Placebo Power

Scientists explain why placebo response to antidepressants is so high, especially in young people.

By Darby Saxbe Ph.D., published September 1, 2004 - last reviewed on June 9, 2016

Are antidepressant ads so ingenious that they've convinced the public of the drugs' efficacy—even those who aren't taking the medications?

Studies comparing placebos to medications often find that the people given fakes get better, too. It's a widespread, if little understood, clinical phenomenon and, oddly, the ranks of placebo responders seem to be growing, perhaps because of our heightened expectations for drugs.

When B. Timothy Walsh, a Columbia University psychiatrist, reviewed 75 trials of antidepressants conducted between 1981 and 2000, he found that, on average, 30 percent of people given placebos improved. This response rate increased about 7 percent per decade; the response rate to real drugs also went up, but not as sharply.

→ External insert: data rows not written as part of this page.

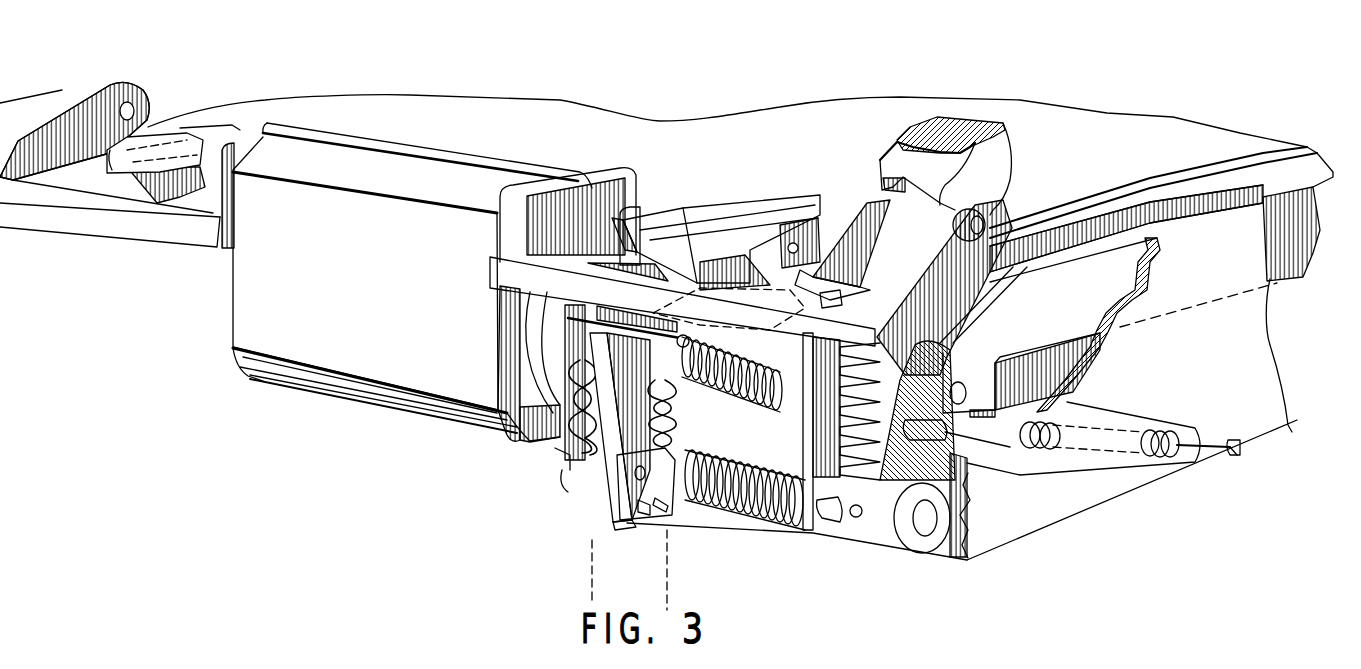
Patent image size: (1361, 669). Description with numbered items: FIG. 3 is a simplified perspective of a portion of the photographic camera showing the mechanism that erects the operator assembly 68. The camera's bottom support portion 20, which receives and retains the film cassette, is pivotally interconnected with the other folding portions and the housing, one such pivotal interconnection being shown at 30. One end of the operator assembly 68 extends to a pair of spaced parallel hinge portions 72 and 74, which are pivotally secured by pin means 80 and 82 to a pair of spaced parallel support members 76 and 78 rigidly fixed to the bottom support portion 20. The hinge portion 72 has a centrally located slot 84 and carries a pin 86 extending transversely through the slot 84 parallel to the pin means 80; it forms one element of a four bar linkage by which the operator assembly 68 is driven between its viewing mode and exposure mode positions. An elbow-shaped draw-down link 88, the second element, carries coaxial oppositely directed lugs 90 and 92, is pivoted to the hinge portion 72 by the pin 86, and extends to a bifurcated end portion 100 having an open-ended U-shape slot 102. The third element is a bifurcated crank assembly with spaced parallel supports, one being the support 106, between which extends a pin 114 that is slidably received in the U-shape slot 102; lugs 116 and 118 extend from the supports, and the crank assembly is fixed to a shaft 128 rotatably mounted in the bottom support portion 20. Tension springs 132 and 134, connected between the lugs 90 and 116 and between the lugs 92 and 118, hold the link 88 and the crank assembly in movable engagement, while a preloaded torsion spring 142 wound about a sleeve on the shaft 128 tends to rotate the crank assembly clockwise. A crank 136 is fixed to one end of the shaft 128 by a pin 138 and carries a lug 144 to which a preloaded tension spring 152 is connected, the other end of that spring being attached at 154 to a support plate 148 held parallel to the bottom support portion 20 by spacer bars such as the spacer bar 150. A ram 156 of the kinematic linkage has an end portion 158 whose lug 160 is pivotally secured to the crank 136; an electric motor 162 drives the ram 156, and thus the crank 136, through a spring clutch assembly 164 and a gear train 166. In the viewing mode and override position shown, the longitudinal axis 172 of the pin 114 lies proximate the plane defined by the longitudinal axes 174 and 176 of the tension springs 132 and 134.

The bottom support portion 20 is at (100, 228).
The pivotal interconnection 30 is at (926, 340).
The operator assembly 68 is at (500, 137).
The hinge portion 72 is at (698, 220).
The hinge portion 74 is at (187, 187).
The support member 76 is at (660, 210).
The support member 78 is at (236, 145).
The pin means 80 is at (817, 223).
The pin means 82 is at (180, 132).
The slot 84 is at (730, 243).
The pin 86 is at (808, 299).
The draw-down link 88 is at (573, 487).
The lug 90 is at (700, 322).
The lug 92 is at (593, 310).
The bifurcated end portion 100 is at (600, 507).
The U-shape slot 102 is at (633, 525).
The support 106 is at (643, 517).
The pin 114 is at (713, 507).
The lug 116 is at (677, 520).
The lug 118 is at (567, 480).
The shaft 128 is at (923, 517).
The tension spring 132 is at (687, 400).
The tension spring 134 is at (580, 387).
The crank 136 is at (967, 510).
The pin 138 is at (857, 520).
The torsion spring 142 is at (773, 517).
The lug 144 is at (923, 427).
The support plate 148 is at (1257, 410).
The spacer bar 150 is at (820, 513).
The tension spring 152 is at (1053, 448).
The connection point 154 is at (1238, 453).
The ram 156 is at (1072, 309).
The end portion 158 is at (980, 387).
The lug 160 is at (947, 363).
The electric motor 162 is at (350, 278).
The spring clutch assembly 164 is at (773, 387).
The gear train 166 is at (1020, 237).
The longitudinal axis 172 is at (557, 450).
The longitudinal axis 174 is at (670, 597).
The longitudinal axis 176 is at (590, 582).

Placebo response to antidepressants is particularly high in young people. A clinical trial for Zoloft found improvements in 59 percent of children given a placebo, compared with 69 percent of the kids taking the drug.

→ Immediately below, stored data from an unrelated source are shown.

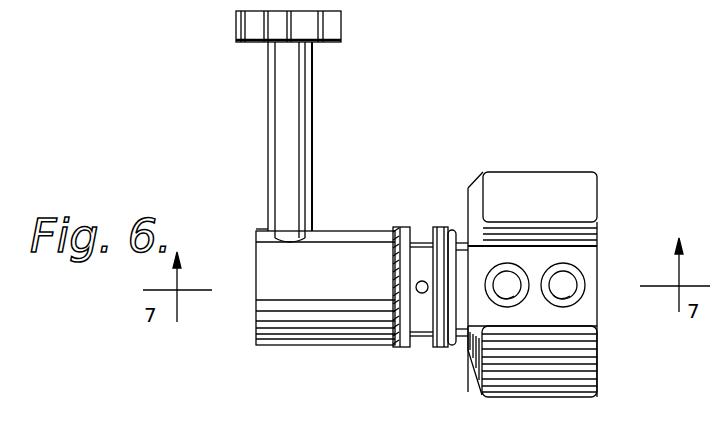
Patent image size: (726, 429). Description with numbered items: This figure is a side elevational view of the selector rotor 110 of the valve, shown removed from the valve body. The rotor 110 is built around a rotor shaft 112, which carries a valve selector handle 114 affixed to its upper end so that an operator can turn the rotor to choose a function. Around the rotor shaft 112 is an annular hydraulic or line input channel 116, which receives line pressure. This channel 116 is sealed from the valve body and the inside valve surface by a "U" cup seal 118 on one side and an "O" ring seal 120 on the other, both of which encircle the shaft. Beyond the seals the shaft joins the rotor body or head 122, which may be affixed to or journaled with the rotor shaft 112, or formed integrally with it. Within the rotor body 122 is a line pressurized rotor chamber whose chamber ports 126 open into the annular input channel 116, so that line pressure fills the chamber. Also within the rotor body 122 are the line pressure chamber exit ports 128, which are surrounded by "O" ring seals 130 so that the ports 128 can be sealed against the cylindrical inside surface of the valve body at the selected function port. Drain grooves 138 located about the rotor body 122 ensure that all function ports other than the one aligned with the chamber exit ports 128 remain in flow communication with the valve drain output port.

The rotor 110 is at (508, 164).
The rotor shaft 112 is at (345, 232).
The valve selector handle 114 is at (268, 104).
The annular hydraulic or line input channel 116 is at (440, 227).
The "U" cup seal 118 is at (392, 227).
The "O" ring seal 120 is at (451, 228).
The rotor body 122 is at (548, 190).
The chamber ports 126 is at (426, 293).
The line pressure chamber exit ports 128 is at (562, 294).
The "O" ring seals 130 is at (568, 266).
The drain grooves 138 is at (490, 340).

Jon-Kar Zubieta, a University of Michigan researcher, explains that because young people have had fewer bouts with depression, the disorder may not have etched itself as deeply onto their brains. "Placebos may work by activating the circuits in your brain that relate to mood and affective states," says Zubieta. "Someone who is severely depressed and has had the illness longer won't respond as well, because those circuits are more disrupted." The placebo effect could also stem from the attention and support built into clinical trials; younger patients may respond especially strongly to that extra adult interest.

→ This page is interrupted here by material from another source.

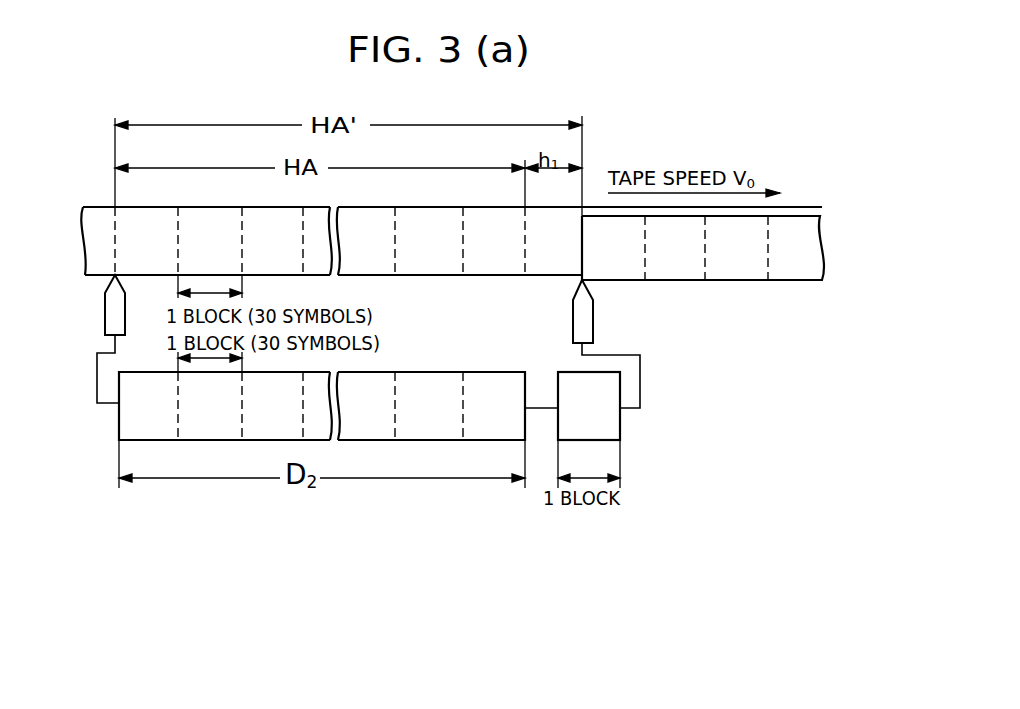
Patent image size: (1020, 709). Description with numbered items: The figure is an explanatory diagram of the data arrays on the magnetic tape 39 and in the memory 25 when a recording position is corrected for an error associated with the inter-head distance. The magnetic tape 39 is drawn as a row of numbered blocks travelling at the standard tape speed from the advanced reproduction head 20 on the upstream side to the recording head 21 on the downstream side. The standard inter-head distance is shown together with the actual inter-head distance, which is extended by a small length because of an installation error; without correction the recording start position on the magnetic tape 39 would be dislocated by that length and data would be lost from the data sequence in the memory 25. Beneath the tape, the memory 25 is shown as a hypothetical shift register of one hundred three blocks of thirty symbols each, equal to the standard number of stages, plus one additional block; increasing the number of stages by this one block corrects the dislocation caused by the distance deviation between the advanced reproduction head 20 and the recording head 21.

In adults, Walsh speculates that the changing populace that participates in clinical studies may be responsible for the rise in placebo response. Twenty years ago, before antidepressants entered the mainstream, drug trials included only the severely depressed. Nowadays, Walsh says, "people with milder and more transient forms of depression are coming into studies." These mild cases tend to respond best to placebos.

People who get better with sugar pills make life difficult for drug companies, who must meet Food and Drug Administration standards for efficacy by proving that their drugs work significantly better than placebos. In fact, a study led by University of Connecticut researcher Irving Kirsch looked at 47 trials of major antidepressants—drugs like Prozac, Zoloft and Paxil—and found the drugs conclusively beat out placebos only about half the time.

A University of California, Los Angeles study is in the works to figure out what placebo responders have in common, with an eye toward weeding them out of clinical trials.